CINCINNATI (FOX19) - About a week after Cincinnati Christian University announced it is closing at the end of the year, students, parents and community leaders are already feeling the effects.
Learning that CCU is closing its campus has been difficult for some people to process, including seniors like Cole Kasperowicz, who thought they would be able to finish out the school year at CCU.
“They tried to tell us that this was like a historic partnership, and they really couldn’t admit the fact that they failed us," Kasperowicz said.
Kasperowicz said he is frustrated because he was on track to graduate from CCU in the spring, and now he will not be able to. Although he is preparing to transfer to another school, to him, CCU’s closure is a major setback.
“For the most part, every school has told me that I’m going to have to do at least another semester, so I’m going to have to probably take even more loans out just so I can graduate," Kasperowicz said.
Athletic programs, students say, have come to an abrupt halt too. The football team, that Kasperowicz was a part of, did not finish the season.
“Obviously we’re angry, especially us seniors, because our playing careers are over," Kasperowicz said.
CCU parents have said that seemingly small issues are starting to add up, like having to pay for transcripts for potential school transfers, or problems with the meal plan system.
One mother said she received a note from CCU’s dining services that said that even if students had already paid for a meal plan for the full semester, the only food that will be available to them for the rest of the year will be whatever is in stock.
“I’ve already had to spend a few hundred dollars this semester just on going to get food," Kasperowicz said.
For Revive City Church Pastor Kirk Kirkland, the closure leaves his church congregation without a home.

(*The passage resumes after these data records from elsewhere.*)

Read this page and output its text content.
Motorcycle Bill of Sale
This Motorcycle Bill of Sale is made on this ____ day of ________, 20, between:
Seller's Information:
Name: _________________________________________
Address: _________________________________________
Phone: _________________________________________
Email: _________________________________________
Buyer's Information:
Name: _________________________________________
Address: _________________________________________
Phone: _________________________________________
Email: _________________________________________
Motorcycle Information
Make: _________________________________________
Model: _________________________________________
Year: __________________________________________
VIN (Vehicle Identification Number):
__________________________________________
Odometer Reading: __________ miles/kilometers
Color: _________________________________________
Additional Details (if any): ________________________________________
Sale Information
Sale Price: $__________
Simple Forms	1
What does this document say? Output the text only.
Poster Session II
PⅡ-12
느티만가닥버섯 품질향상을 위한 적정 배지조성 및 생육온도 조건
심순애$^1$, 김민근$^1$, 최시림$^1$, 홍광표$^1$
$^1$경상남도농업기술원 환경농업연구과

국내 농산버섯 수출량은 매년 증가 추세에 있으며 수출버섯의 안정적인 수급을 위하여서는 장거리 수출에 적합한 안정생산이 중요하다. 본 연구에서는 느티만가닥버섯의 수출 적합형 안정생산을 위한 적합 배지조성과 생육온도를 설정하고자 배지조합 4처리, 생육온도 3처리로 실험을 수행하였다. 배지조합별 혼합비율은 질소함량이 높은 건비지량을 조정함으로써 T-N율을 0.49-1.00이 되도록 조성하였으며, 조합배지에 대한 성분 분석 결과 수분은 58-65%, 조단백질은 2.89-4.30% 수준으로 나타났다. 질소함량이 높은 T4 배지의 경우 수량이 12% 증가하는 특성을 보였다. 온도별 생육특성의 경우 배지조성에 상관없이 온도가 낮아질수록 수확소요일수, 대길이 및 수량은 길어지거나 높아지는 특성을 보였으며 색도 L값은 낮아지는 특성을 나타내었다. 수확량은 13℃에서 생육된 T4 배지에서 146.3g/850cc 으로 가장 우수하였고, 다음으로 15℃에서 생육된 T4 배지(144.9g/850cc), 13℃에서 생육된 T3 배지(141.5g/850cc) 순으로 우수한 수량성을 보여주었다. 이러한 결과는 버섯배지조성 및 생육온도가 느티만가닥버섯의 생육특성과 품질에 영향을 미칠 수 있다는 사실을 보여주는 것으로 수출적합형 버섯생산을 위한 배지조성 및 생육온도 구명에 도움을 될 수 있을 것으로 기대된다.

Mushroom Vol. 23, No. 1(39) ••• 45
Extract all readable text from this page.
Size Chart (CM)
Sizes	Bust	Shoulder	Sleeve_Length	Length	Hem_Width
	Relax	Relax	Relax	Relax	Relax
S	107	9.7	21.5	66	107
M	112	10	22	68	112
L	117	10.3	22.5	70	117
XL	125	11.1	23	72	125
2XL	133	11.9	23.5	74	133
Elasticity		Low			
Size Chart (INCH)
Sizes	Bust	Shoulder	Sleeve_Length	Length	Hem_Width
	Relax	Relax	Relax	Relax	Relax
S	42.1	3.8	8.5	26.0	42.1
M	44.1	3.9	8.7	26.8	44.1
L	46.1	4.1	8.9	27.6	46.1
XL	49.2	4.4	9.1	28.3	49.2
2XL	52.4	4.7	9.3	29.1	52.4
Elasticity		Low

He said they have been leasing space on CCU’s campus, but they have now been told they have two weeks to find a new location.
“We were hoping maybe there was going to be a partnership, and we could stay, and we could move forward, but that’s not the case," Pastor Kirkland said.
The church leader is hoping that the community will come together to support those impacted by the change.
“How do we rally together so that people who are being displaced can get help?" Kirkland said. "Our church, maybe someone has a building, or someone has a lease opportunity, or a rental in the Price Hill community or on the west side.”
Some students claim that university leaders have been trying to censor anyone who is openly criticizing them on social media.
FOX19 NOW reached out to CCU board members to ask about all of these concerns, but has not heard back.
The university posted several letters, information for students and answers to common questions on the CCU website.